During the trials and the media barrage over the allegations against her son, Carolyn Cheeks Kilpatrick-the mother, not the Congresswoman-stood by her son. That's what mothers do, she says.

"We go a long way for our children, for our birth children and otherwise. That's why we are here. That's why we are created, I believe," she says. "That's why there is a man and a woman, or two men and two women, and I am a strong supporter of both. But we are here to help bring the human race to a place of acceptance and caring and giving and serving, so that the world-and, in our case, our little corner of the world-could be better and stronger."

Sure, she saw the headlines and read the reports, but she says she eventually stopped paying attention due to "misinformation."

"I didn't read a lot of things during that time," she says. "I talked to my son a lot. And we talked as a family. But it was a hard time for all of us, because we didn't believe any of it. Today, I still don't.

"Our media tends to want to shape your opinion rather than giving information and letting you think. And I think that's dangerous."

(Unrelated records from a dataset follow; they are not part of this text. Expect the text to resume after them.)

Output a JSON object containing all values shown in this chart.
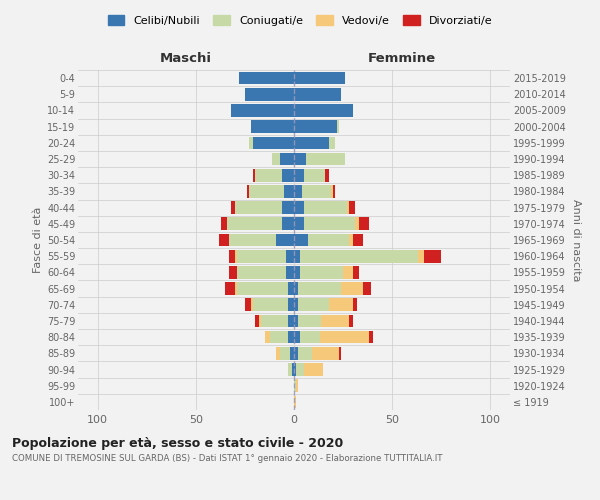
{
  "age_groups": [
    "100+",
    "95-99",
    "90-94",
    "85-89",
    "80-84",
    "75-79",
    "70-74",
    "65-69",
    "60-64",
    "55-59",
    "50-54",
    "45-49",
    "40-44",
    "35-39",
    "30-34",
    "25-29",
    "20-24",
    "15-19",
    "10-14",
    "5-9",
    "0-4"
  ],
  "birth_years": [
    "≤ 1919",
    "1920-1924",
    "1925-1929",
    "1930-1934",
    "1935-1939",
    "1940-1944",
    "1945-1949",
    "1950-1954",
    "1955-1959",
    "1960-1964",
    "1965-1969",
    "1970-1974",
    "1975-1979",
    "1980-1984",
    "1985-1989",
    "1990-1994",
    "1995-1999",
    "2000-2004",
    "2005-2009",
    "2010-2014",
    "2015-2019"
  ],
  "maschi_celibi": [
    0,
    0,
    1,
    2,
    3,
    3,
    3,
    3,
    4,
    4,
    9,
    6,
    6,
    5,
    6,
    7,
    21,
    22,
    32,
    25,
    28
  ],
  "maschi_coniugati": [
    0,
    0,
    2,
    5,
    9,
    14,
    18,
    26,
    25,
    25,
    24,
    28,
    24,
    18,
    14,
    4,
    2,
    0,
    0,
    0,
    0
  ],
  "maschi_vedovi": [
    0,
    0,
    0,
    2,
    3,
    1,
    1,
    1,
    0,
    1,
    0,
    0,
    0,
    0,
    0,
    0,
    0,
    0,
    0,
    0,
    0
  ],
  "maschi_divorziati": [
    0,
    0,
    0,
    0,
    0,
    2,
    3,
    5,
    4,
    3,
    5,
    3,
    2,
    1,
    1,
    0,
    0,
    0,
    0,
    0,
    0
  ],
  "femmine_celibi": [
    0,
    0,
    1,
    2,
    3,
    2,
    2,
    2,
    3,
    3,
    7,
    5,
    5,
    4,
    5,
    6,
    18,
    22,
    30,
    24,
    26
  ],
  "femmine_coniugati": [
    0,
    1,
    4,
    7,
    10,
    12,
    16,
    22,
    22,
    60,
    21,
    26,
    22,
    15,
    11,
    20,
    3,
    1,
    0,
    0,
    0
  ],
  "femmine_vedovi": [
    1,
    1,
    10,
    14,
    25,
    14,
    12,
    11,
    5,
    3,
    2,
    2,
    1,
    1,
    0,
    0,
    0,
    0,
    0,
    0,
    0
  ],
  "femmine_divorziati": [
    0,
    0,
    0,
    1,
    2,
    2,
    2,
    4,
    3,
    9,
    5,
    5,
    3,
    1,
    2,
    0,
    0,
    0,
    0,
    0,
    0
  ],
  "colors": {
    "celibi": "#3a76b0",
    "coniugati": "#c8d9a8",
    "vedovi": "#f5c87a",
    "divorziati": "#d02020"
  },
  "title": "Popolazione per età, sesso e stato civile - 2020",
  "subtitle": "COMUNE DI TREMOSINE SUL GARDA (BS) - Dati ISTAT 1° gennaio 2020 - Elaborazione TUTTITALIA.IT",
  "xlabel_maschi": "Maschi",
  "xlabel_femmine": "Femmine",
  "ylabel": "Fasce di età",
  "ylabel_right": "Anni di nascita",
  "xlim": 110,
  "legend_labels": [
    "Celibi/Nubili",
    "Coniugati/e",
    "Vedovi/e",
    "Divorziati/e"
  ],
  "bg_color": "#f2f2f2",
  "axes_bg": "#f2f2f2"
}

But she has no regrets. If she could do it all again, she says she wouldn't change a thing.

 "First of all, what difference does it make?" she says, on looking back with regret. "That's not how we are built. We don't dwell on that. We keep moving. We have to. My faith is strong and I believe everything happens for a reason-and got me stronger in the process."

After a three-decade long career as a public servant known for being "tough," the Congresswoman says warmly, "I'm in a place in my life where I don't have to be tough anymore."